I'm sure I'm operating off of a very limited data set when I observe only my own champs in the limited number of matches I play, but I cannot help but conclude that the percentages that guide how often abilities trigger for my champs seem to be mere "guidelines" instead of reliable probabilities.
A specific example: I have an Abom at L80 that triggers poison on contact 14.44% of the time (by my understanding, each and every touch has about a 1/7 chance to poison the opponent). During my last run in the Hood arena, I ran 7-8 fights total with him and experienced a grand total of 5 stacks poison activation across over 200-225 hits (not counting blocks or parries, which would increase the number of contacts). However...when I encountered an Abom as an AI opponent, the poison flowed readily. In fact, in one fight with a Kang/Thanos team 3/30 Abom (boasting a 9.3% chance to activate poison), my 5/50 Rogue got poisoned 5 times in that fight alone.
Maybe I'm just sore at pulling Abom 5 times, but it seems like if he's good for anything, he ought to be good at poisoning opponents. And I would be remiss if I said he's the only champ that seems to operate this way. Is there a reasonable explanation (other than "bad RNG luck, mate!") for the disparity in ability triggering?
Dr. Zola
I'm sure I'm operating off of a very limited data set when I observe only my own champs in the limited number of matches I play, but I cannot help but conclude that the percentages that guide how often abilities trigger for my champs seem to be mere "guidelines" instead of reliable probabilities.
A specific example: I have an Abom at L80 that triggers poison on contact 14.44% of the time (by my understanding, each and every touch has about a 1/7 chance to poison the opponent). During my last run in the Hood arena, I ran 7-8 fights total with him and experienced a grand total of 5 stacks poison activation across over 200-225 hits (not counting blocks or parries, which would increase the number of contacts). However...when I encountered an Abom as an AI opponent, the poison flowed readily. In fact, in one fight with a Kang/Thanos team 3/30 Abom (boasting a 9.3% chance to activate poison), my 5/50 Rogue got poisoned 5 times in that fight alone.

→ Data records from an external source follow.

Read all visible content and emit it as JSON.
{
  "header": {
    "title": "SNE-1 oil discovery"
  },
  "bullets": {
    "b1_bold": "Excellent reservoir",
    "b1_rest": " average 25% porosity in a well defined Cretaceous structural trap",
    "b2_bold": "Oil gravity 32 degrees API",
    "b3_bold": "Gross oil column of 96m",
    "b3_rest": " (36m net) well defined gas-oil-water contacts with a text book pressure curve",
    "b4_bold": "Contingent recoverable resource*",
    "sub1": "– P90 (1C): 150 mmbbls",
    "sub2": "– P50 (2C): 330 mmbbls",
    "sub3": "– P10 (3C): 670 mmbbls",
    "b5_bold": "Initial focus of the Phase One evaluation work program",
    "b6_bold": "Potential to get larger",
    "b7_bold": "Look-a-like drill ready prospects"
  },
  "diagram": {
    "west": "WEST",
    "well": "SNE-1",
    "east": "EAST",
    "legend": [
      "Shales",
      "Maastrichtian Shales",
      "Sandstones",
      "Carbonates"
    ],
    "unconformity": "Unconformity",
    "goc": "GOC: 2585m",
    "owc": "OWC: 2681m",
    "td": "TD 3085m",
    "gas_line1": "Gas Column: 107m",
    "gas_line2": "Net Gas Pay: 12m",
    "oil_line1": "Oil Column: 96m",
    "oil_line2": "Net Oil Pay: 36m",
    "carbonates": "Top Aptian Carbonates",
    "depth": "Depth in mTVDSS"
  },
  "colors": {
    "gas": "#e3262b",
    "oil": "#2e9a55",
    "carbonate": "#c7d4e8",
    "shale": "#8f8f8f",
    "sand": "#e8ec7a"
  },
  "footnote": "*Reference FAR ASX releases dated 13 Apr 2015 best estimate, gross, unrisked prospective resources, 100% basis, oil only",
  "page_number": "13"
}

Maybe I'm just sore at pulling Abom 5 times, but it seems like if he's good for anything, he ought to be good at poisoning opponents. And I would be remiss if I said he's the only champ that seems to operate this way. Is there a reasonable explanation (other than "bad RNG luck, mate!") for the disparity in ability triggering?
Dr. Zola
0
Comments
We'll look at Abomination. You get poisoned because you have no choice but to hit him. You have a choice however to let the AI hit your Abomination. The fewer times your Abomination gets struck the less likely he is to poison the opponent.
That's true of course--but Abom's description reads "contact with the Abomination's gamma-irradiated skin has a 14.44% chance to Poison the target..." Contact goes both ways--offensively and defensively. If the poison is only upon being hit by the opponent, that would mean the description needs to be changed.
Dr. Zola
To my knowledge abom poison only activates when struck not when you hit an opponent
That certainly explains it if that's the case.
DZ
Namely Falcon, WM, Joe Fixit, Hyperion whenever i get hit by these guys its an easy 3-4 stacks, but when i use their special 1's i maybe get 1 at best 2 stacks of their effect its annoying as hell
It does say "When Attacked" before the bit about contact--so there it is. I needed a closer read and completely overlooked that.
Kind of a bummer really...puts him in that category with BB and others who have to get beaten up to be more useful.
DZ
I could not agree with you more on that point.
DZ
I think he only poisons when struck by hits, purely from my own observation though.